Institutional crypto trading fell apart after a series of high-profile U.S. bank failures in March, according to blockchain intelligence platform Chainalysis. 

According to the firm’s latest report on North American crypto activity, “institutional” transaction volume – defined as transactions worth over $10 million – nosedived starting in April 2023, while smaller “professional” and “retail” trading activity “remained constant.”

“Crypto activity contracted more in the months immediately following the March banking crisis that saw Silicon Valley Bank and crypto-friendly banks Signature and Silvergate close down,” the report’s authors wrote. 

The event piled onto a trend of slowing trading activity since the failure of numerous crypto exchanges and lending desks last year – particularly FTX and Alameda Research in November.

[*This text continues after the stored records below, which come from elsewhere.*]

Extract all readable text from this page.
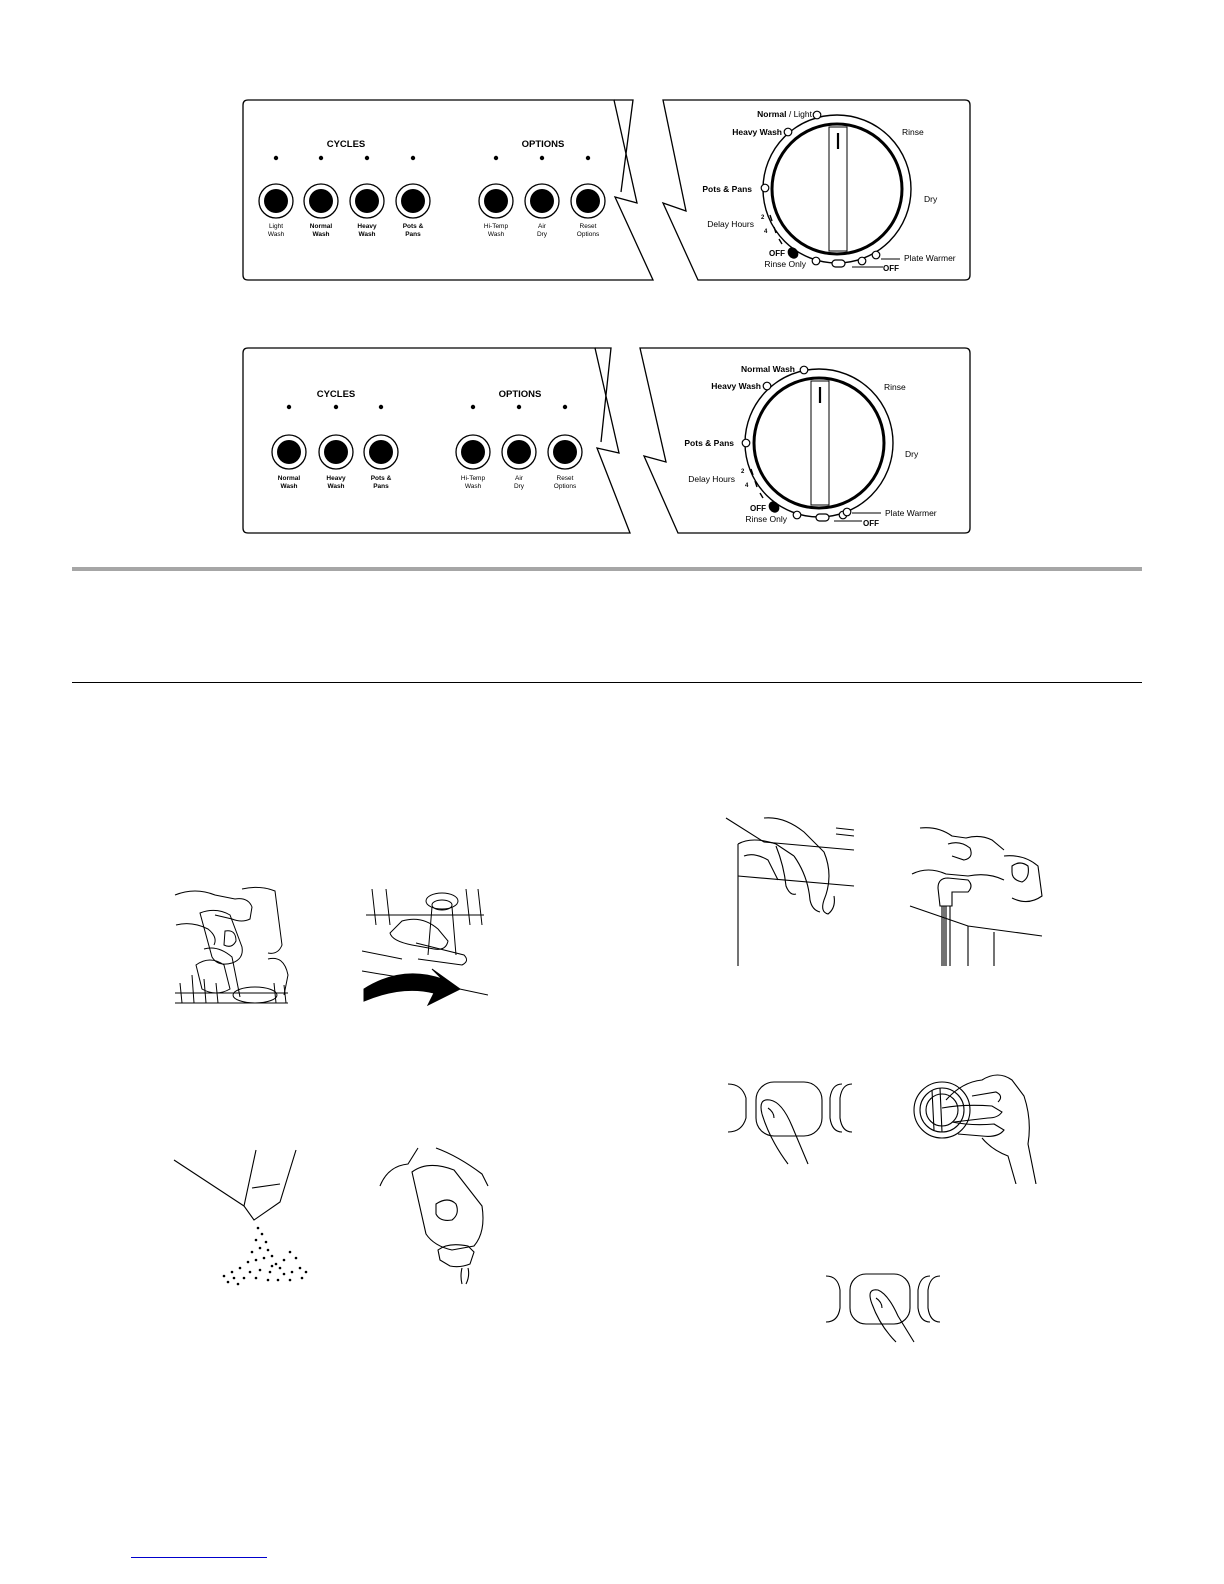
CYCLES	OPTIONS
Light
Wash
Normal
Wash
Heavy
Wash
Pots &
Pans
Hi-Temp
Wash
Air
Dry
Reset
Options
Normal / Light
Heavy Wash
Pots & Pans
Delay Hours
2
4
OFF
Rinse Only
Rinse
Dry
Plate Warmer
OFF
CYCLES	OPTIONS
Normal
Wash
Heavy
Wash
Pots &
Pans
Hi-Temp
Wash
Air
Dry
Reset
Options
Normal Wash
Heavy Wash
Pots & Pans
Delay Hours
2
4
OFF
Rinse Only
Rinse
Dry
Plate Warmer
OFF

Months later, Silvergate was forced to wind down after its suspicious ties to the massive alleged fraud at both firms put it too close to the regulatory spotlight. Days later, Silicon Valley Bank (SVB) met its fate from a run on deposits after the firm realized a multi-billion dollar loss on its underwater bond portfolio. As panic spread to other banks, Signature Bank was also placed into receivership. 

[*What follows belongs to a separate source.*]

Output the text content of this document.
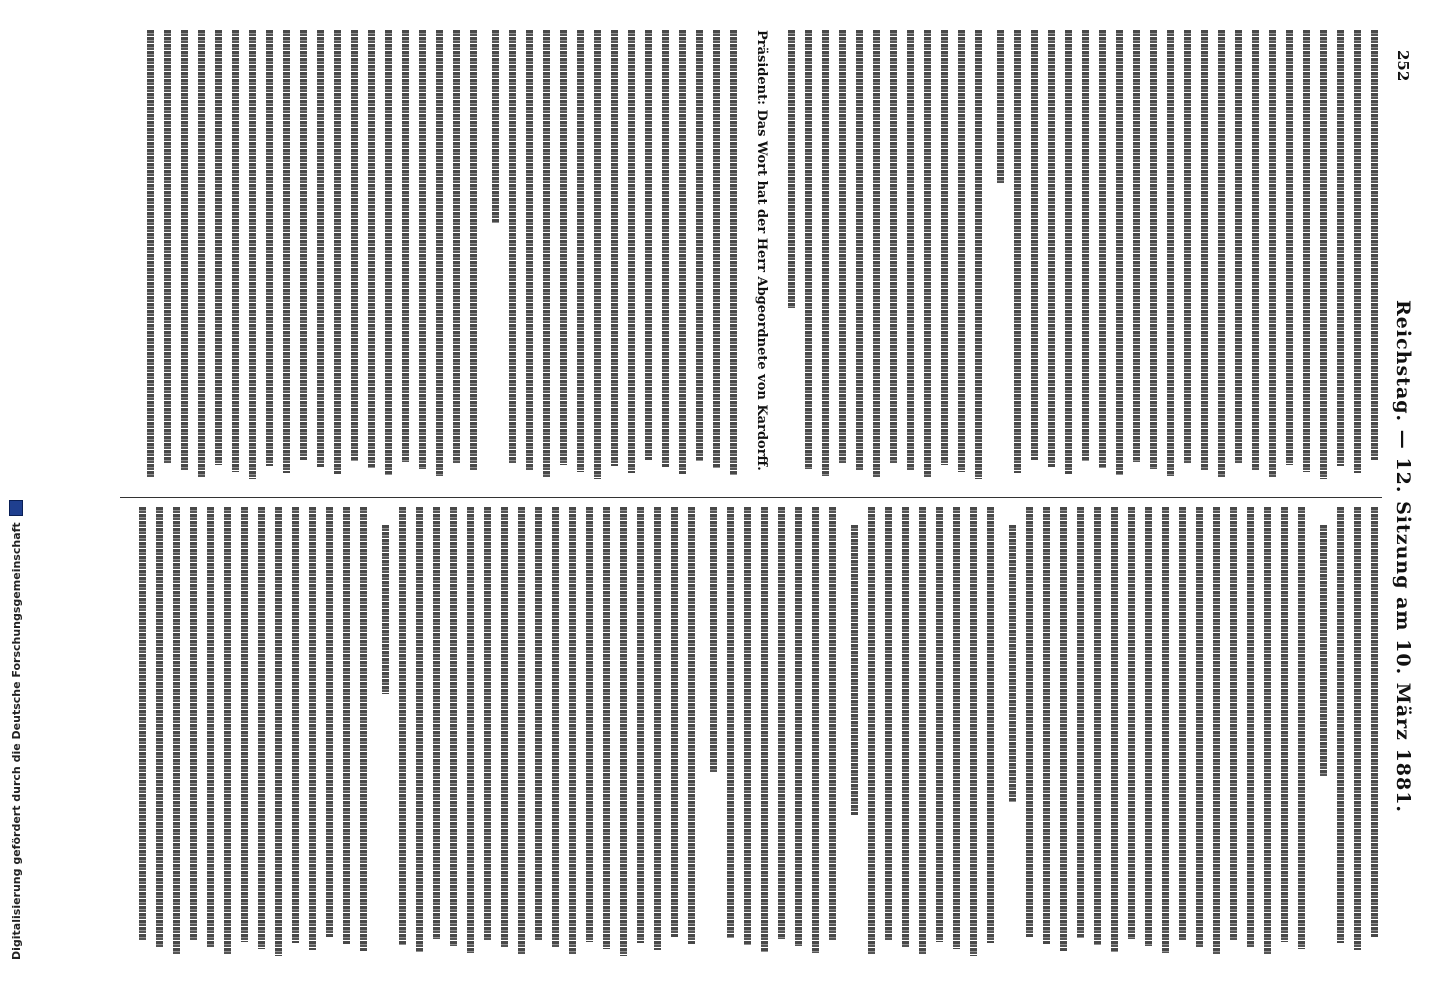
252
Reichstag. — 12. Sitzung am 10. März 1881.
Präsident: Das Wort hat der Herr Abgeordnete von Kardorff.
Digitalisierung gefördert durch die Deutsche Forschungsgemeinschaft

Though all three firms fell for different reasons, the effect of their downfall was the same: crypto businesses were left strained for options to access US dollar liquidity, and many were forced to find banking support offshore. 

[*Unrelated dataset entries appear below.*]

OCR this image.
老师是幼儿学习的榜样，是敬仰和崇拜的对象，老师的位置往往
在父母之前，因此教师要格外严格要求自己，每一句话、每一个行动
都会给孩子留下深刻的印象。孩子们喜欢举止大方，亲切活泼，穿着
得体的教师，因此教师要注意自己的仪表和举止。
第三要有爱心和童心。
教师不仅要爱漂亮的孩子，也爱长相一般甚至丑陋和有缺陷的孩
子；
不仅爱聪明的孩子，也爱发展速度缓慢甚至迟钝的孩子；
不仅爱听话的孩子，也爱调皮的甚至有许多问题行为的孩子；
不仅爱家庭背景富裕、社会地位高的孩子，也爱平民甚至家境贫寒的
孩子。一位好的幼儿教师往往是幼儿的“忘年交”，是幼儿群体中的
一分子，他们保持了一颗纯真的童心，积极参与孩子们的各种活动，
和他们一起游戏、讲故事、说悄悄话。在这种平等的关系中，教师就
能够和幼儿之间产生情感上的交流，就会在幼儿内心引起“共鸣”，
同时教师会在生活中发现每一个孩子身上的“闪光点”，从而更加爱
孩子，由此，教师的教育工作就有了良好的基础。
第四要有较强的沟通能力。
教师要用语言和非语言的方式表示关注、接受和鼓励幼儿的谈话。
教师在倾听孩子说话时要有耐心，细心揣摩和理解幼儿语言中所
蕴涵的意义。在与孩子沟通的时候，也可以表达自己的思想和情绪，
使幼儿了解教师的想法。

In fact, stablecoins – of which 90% of global activity takes place USD-pegged tokens – started losing major presence in North America in February. Between then and June, the region’s share of crypto volume occupied by stablecoins fell from 70.3% to 48.8%.

“Since spring of 2023, the majority of stablecoin inflows to the 50 biggest crypto services have shifted from U.S. licensed services to non-U.S. licensed services,” Chainalysis added. 

The banking crisis shook the stablecoin landscape by causing Circle USD (USDC), the second-largest stablecoin, to briefly lose its peg to the dollar. The event made many investors abandon the token for Tether USD (USDT), which now boasts a market cap of over $82 billion.